LA DEPRECIATION MONETAIRE ET LE PREJUDICE EXCEDENTAIRE EN DROIT SUISSE ET EN DROIT TURC : LE ROLE DE L'INFLATION DANS LE RETARD DE PAIEMENT

Author :  

Year-Number: 2026-11 (Haziran)
Language : Fransızca
Subject : Comparative Law
Number of pages: 81-104
Mendeley EndNote Alıntı Yap

Abstract

Le présent article examine la question de l’indemnisation du préjudice excédentaire résultant du retard dans l’exécution des obligations pécuniaires, en se concentrant sur la problématique spécifique de la dépréciation monétaire. En droit suisse comme en droit turc, le débat porte sur la possibilité de reconnaître un préjudice fondé sur l’inflation au-delà de l’intérêt moratoire, ainsi que sur les modalités de sa preuve.

Après avoir exposé la notion et les conditions du préjudice excédentaire, l’étude analyse l’opposition entre la méthode concrète, exigeant la preuve d’un dommage individualisé, et la méthode abstraite, fondée sur des données économiques générales. Elle met en lumière l’approche restrictive du droit suisse, qui privilégie la preuve concrète, et l’évolution récente du droit turc, marqué par un assouplissement en faveur de la prise en compte de l’inflation, notamment en période de forte instabilité monétaire.

L’article soutient que la limitation de l’indemnisation à la seule méthode concrète conduit à ignorer des pertes économiques réelles. Il propose dès lors d’admettre, comme présomption conforme au cours ordinaire des choses, que les agents économiques adoptent des comportements visant à préserver la valeur de leurs avoirs.
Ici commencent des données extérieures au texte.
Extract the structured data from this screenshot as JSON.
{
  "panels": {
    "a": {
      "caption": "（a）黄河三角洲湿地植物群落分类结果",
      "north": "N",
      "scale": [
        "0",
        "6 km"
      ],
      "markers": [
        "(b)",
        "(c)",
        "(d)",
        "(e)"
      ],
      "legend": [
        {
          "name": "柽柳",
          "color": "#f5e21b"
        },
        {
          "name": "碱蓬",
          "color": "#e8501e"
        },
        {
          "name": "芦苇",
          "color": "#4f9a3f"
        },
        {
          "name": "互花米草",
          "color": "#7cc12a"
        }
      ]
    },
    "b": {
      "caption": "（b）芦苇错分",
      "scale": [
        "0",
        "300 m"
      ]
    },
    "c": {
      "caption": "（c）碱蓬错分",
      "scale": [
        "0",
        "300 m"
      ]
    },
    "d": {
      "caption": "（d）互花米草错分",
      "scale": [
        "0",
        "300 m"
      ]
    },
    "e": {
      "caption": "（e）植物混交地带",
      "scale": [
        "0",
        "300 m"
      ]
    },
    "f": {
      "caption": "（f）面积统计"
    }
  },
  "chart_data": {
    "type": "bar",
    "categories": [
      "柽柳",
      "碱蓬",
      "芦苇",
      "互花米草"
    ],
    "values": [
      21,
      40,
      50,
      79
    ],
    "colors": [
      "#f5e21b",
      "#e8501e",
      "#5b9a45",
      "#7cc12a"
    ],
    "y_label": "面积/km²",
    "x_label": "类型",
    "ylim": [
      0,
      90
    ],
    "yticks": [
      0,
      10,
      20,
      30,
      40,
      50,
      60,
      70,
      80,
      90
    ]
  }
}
Dans cette perspective, le préjudice lié à la dépréciation monétaire devrait être reconnu comme un préjudice indemnisable au titre du préjudice excédentaire.

Keywords

Abstract

This article examines the issue of compensation for excess damage resulting from delay in the performance of monetary obligations, with a particular focus on monetary depreciation. In both Swiss and Turkish law, the debate centers on whether inflation-based losses may be recognized as compensable damage beyond default interest, as well as on the applicable standards of proof.

After outlining the concept and conditions of excess damage, the study analyzes the tension between the concrete method, which requires proof of individualized loss, and the abstract method, which relies on general economic indicators. It highlights the restrictive approach of Swiss law, which prioritizes concrete proof, and the recent evolution of Turkish law, marked by a more flexible stance that allows for the consideration of inflation, particularly in periods of high monetary instability.

The article argues that limiting compensation to the concrete method alone leads to the neglect of real economic losses. It therefore proposes recognizing, as a presumption consistent with the ordinary course of events, that economic actors adopt measures aimed at preserving the value of their assets. From this perspective, losses resulting from monetary depreciation should be recognized as compensable under the concept of excess damage.